The current process for designing and testing complex objects begins with the development of the CAD definition of the parts of the object. Once the parts have been modeled, testing begins by using a supercomputer to simulate the forces that will act upon the object when it is in use. To perform this numerical analysis, a computational grid of the object must be built mostly by hand. Once a grid has been superimposed, the simulation is run and engineers then make design changes to the CAD definition of the object based upon the simulation results. The simulation may then be repeated before finally building a prototype or model of the object. Once a physical model has been built, physical testing of that object can be performed, and any final changes may be made before final tooling to put the object into production.

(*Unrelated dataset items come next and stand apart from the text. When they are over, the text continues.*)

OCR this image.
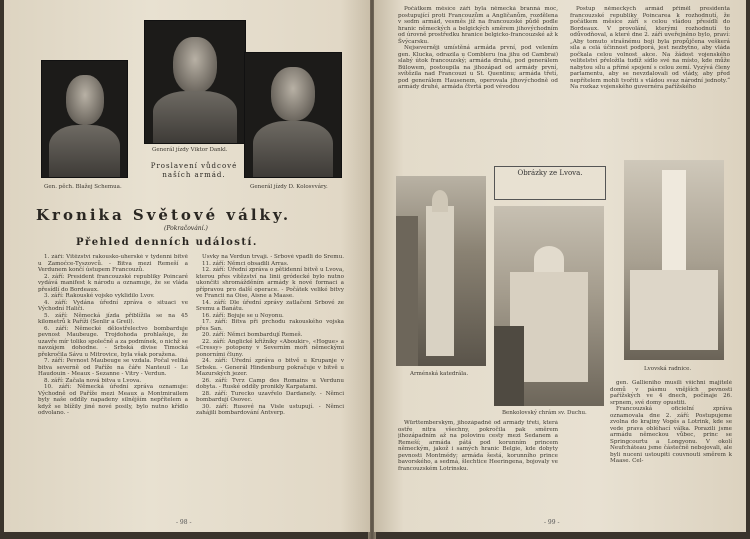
Gen. pěch. Blažej Schemua.
Generál jízdy Viktor Dankl.
Generál jízdy D. Kolosvváry.
Proslavení vůdcové naších armád.
Kronika Světové války.
(Pokračování.)
Přehled denních událostí.

1. září: Vítězství rakousko-uherské v týdenní bitvě u Zamoćce-Tyszovců. - Bitva mezi Remeší a Verdunem končí ústupem Francouzů.

2. září: President francouzské republiky Poincaré vydává manifest k národu a oznamuje, že se vláda přesídlí do Bordeaux.

3. září: Rakouské vojsko vyklidilo Lvov.

4. září: Vydána úřední zpráva o situaci ve Východní Haliči.

5. září: Německá jízda přiblížila se na 45 kilometrů k Paříži (Senlir a Greil).

6. září: Německé dělostřelectvo bombarduje pevnost Maubeuge. Trojdohoda prohlašuje, že uzavře mír toliko společně a za podmínek, o nichž se navzájem dohodne. - Srbská divise Timocká překročila Sávu u Mitrovice, byla však poražena.

7. září: Pevnost Maubeuge se vzdala. Počal veliká bitva severně od Paříže na čáře Nanteuil - Le Haudouin - Meaux - Sezanne - Vitry - Verdun.

8. září: Začala nová bitva u Lvova.

10. září: Německá úřední zpráva oznamuje: Východně od Paříže mezi Meaux a Montmirailem byly naše oddíly napadeny silnějším nepřítelem a když se blížily jiné nové posily, bylo nutno křídlo odvolano. -

Úsvky na Verdun trvají. - Srbové vpadli do Sremu.

11. září: Němci obsadili Arras.

12. září: Úřední zpráva o pětidenní bitvě u Lvova, kterou přes vítězství na linii gródecké bylo nutno ukončiti shromážděním armády k nové formaci a přípravou pro další operace. - Počátek veliké bitvy ve Francii na Oise, Aisne a Maase.

14. září: Dle úřední zprávy zatlačeni Srbové ze Sremu a Banátu.

16. září: Bojuje se u Noyonu.

17. září: Bitva při prchodu rakouského vojska přes San.

20. září: Němci bombardují Remeš.

22. září: Anglické křižníky «Aboukir», «Hogue» a «Cressy» potopeny v Severním moři německými ponorními čluny.

24. září: Úřední zpráva o bitvě u Krupanje v Srbsku. - Generál Hindenburg pokračuje v bitvě u Mazurských jezer.

26. září: Tvrz Camp des Romains u Verdunu dobyta. - Ruské oddíly pronikly Karpatami.

28. září: Turecko uzavřelo Dardanely. - Němci bombardují Osovec.

30. září: Rusové na Visle ustupují. - Němci zahájili bombardování Antverp.

- 98 -

Počátkem měsíce září byla německá branná moc, postupující proti Francouzům a Angličanům, rozdělena v sedm armád, vesměs již na francouzské půdě podle hranic německých a belgických směrem jihovýchodním od úrovně prostředku hranice belgicko-francouzské až k Švýcarsku.

Nejseverněji umístěná armáda první, pod velením gen. Klucka, odrazila u Combleru (na jihu od Cambrai) slabý útok francouzský; armáda druhá, pod generálem Bülowem, postoupila na jihozápad od armády první, svítězila nad Francouzi u St. Quentinu; armáda třetí, pod generálem Hausenem, operovala jihovýchodně od armády druhé, armáda čtvrtá pod vévodou

Postup německých armád přiměl presidenta francouzské republiky Poincarea k rozhodnutí, že počátkem měsíce září s celou vládou přesídlí do Bordeaux. V provolání, kterými rozhodnutí to odůvodňoval, a které dne 2. září uveřejněno bylo, praví: „Aby tomuto strašnému boji byla propůjčena veškerá síla a celá účinnost podporá, jest nezbytno, aby vláda počkala celou volnost akce. Na žádost vojenského velitelství přeložila tudíž sídlo své na místo, kde může nabytou sílu a přímé spojení s celou zemí. Vyzývá členy parlamentu, aby se nevzdalovali od vlády, aby před nepřítelem mohli tvořiti s vládou svaz národní jednoty.“ Na rozkaz vojenského guvernéra pařížského

Arménská katedrála.
Obrázky ze Lvova.
Benkolovský chrám sv. Duchu.
Lvovská radnice.

Württemberským, jihozápadně od armády třetí, která ostře nitra všechny, pokročila pak směrem jihozápadním až na polovinu cesty mezi Sedanem a Remeší; armáda pátá pod korunním princem německým, jakož i samých hranic Belgie, kde dobyty pevnosti Montmédy; armáda šestá, korunního prince bavorského, a sedmá, šlechtice Heeringena, bojovaly ve francouzském Lotrinsku.

gen. Gallieniho musili všichni majitelé domů v pásmu vnějších pevnosti pařížských ve 4 dnech, počínaje 26. srpnem, své domy opustiti.

Francouzská oficielní zpráva oznamovala dne 2. září: Postupujeme zvolna do krajiny Vogés a Lotrink, kde se vede prava obléhací válka. Porazili jsme armádu německou vůbec, princ se Springcourtu a Longyonu. V okolí Neufcháteau jsme částečně nebojovali, ale byli nuceni ustoupiti couvnouti směrem k Maase. Cel-

- 99 -
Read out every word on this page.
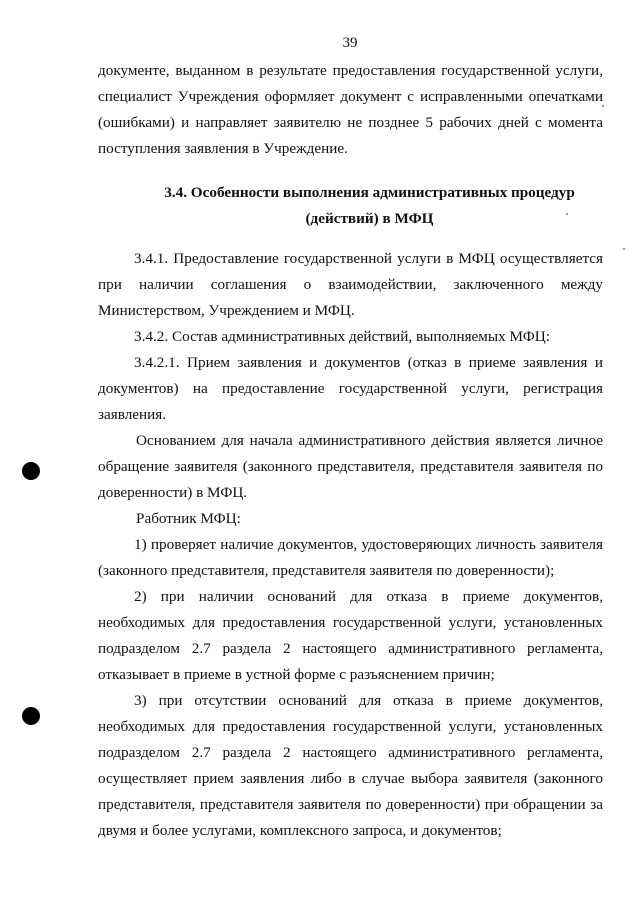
39

документе, выданном в результате предоставления государственной услуги, специалист Учреждения оформляет документ с исправленными опечатками (ошибками) и направляет заявителю не позднее 5 рабочих дней с момента поступления заявления в Учреждение.

3.4. Особенности выполнения административных процедур
(действий) в МФЦ

3.4.1. Предоставление государственной услуги в МФЦ осуществляется при наличии соглашения о взаимодействии, заключенного между Министерством, Учреждением и МФЦ.

3.4.2. Состав административных действий, выполняемых МФЦ:

3.4.2.1. Прием заявления и документов (отказ в приеме заявления и документов) на предоставление государственной услуги, регистрация заявления.

Основанием для начала административного действия является личное обращение заявителя (законного представителя, представителя заявителя по доверенности) в МФЦ.

Работник МФЦ:

1) проверяет наличие документов, удостоверяющих личность заявителя (законного представителя, представителя заявителя по доверенности);

2) при наличии оснований для отказа в приеме документов, необходимых для предоставления государственной услуги, установленных подразделом 2.7 раздела 2 настоящего административного регламента, отказывает в приеме в устной форме с разъяснением причин;

3) при отсутствии оснований для отказа в приеме документов, необходимых для предоставления государственной услуги, установленных подразделом 2.7 раздела 2 настоящего административного регламента, осуществляет прием заявления либо в случае выбора заявителя (законного представителя, представителя заявителя по доверенности) при обращении за двумя и более услугами, комплексного запроса, и документов;
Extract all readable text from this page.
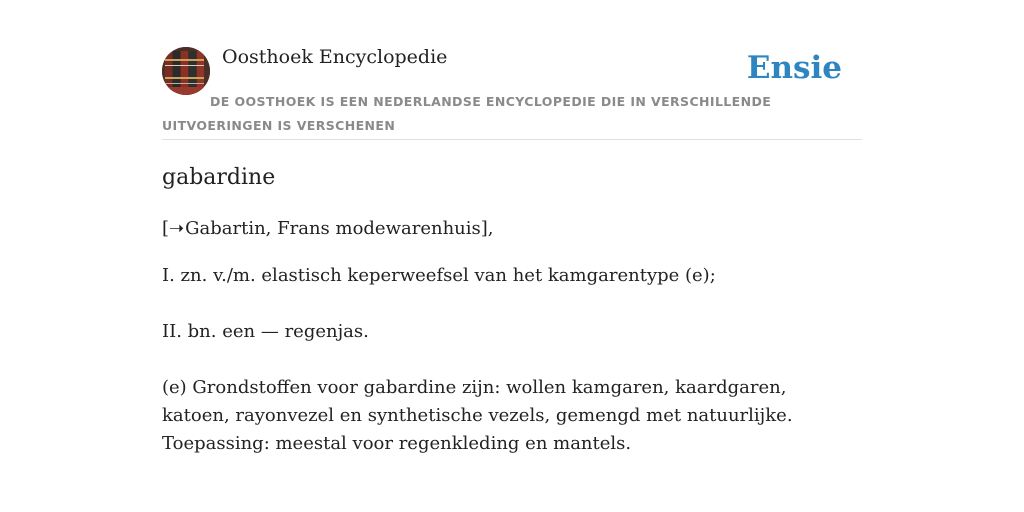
Oosthoek Encyclopedie	Ensie
DE OOSTHOEK IS EEN NEDERLANDSE ENCYCLOPEDIE DIE IN VERSCHILLENDE UITVOERINGEN IS VERSCHENEN
gabardine

[➝Gabartin, Frans modewarenhuis],

I. zn. v./m. elastisch keperweefsel van het kamgarentype (e);

II. bn. een — regenjas.

(e) Grondstoffen voor gabardine zijn: wollen kamgaren, kaardgaren, katoen, rayonvezel en synthetische vezels, gemengd met natuurlijke. Toepassing: meestal voor regenkleding en mantels.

While grid generation is an essential step in simulating an object in use, it is also a very tedious and labor intensive step. Having a blueprint or even an advanced mathematical description of the shape of the object represents only a first step in the grid generation process. The core of the grid generation task is performed by an engineer working in front of an engineering workstation and creating the final grid by hand. Commercial grid generation software is typically used to produce the grid from CAD information, but although the software generally offers a great variety of features and utilities that considerably facilitate grid generation, the task is still labor intensive and supercomputing has had no role in it to date.
As an example of the intensive aspect of grid generation, to create a computational grid for the analysis of air flow under the hood of an automobile may take six months and cost well over $100,000. To create the computational grid of an automotive engine combustion chamber may take in excess of two weeks and cost over $10,000.
Therefore, there is a need for a volume grid generator which is capable of automatically producing grids for volumes of very complex shapes in a small amount of time.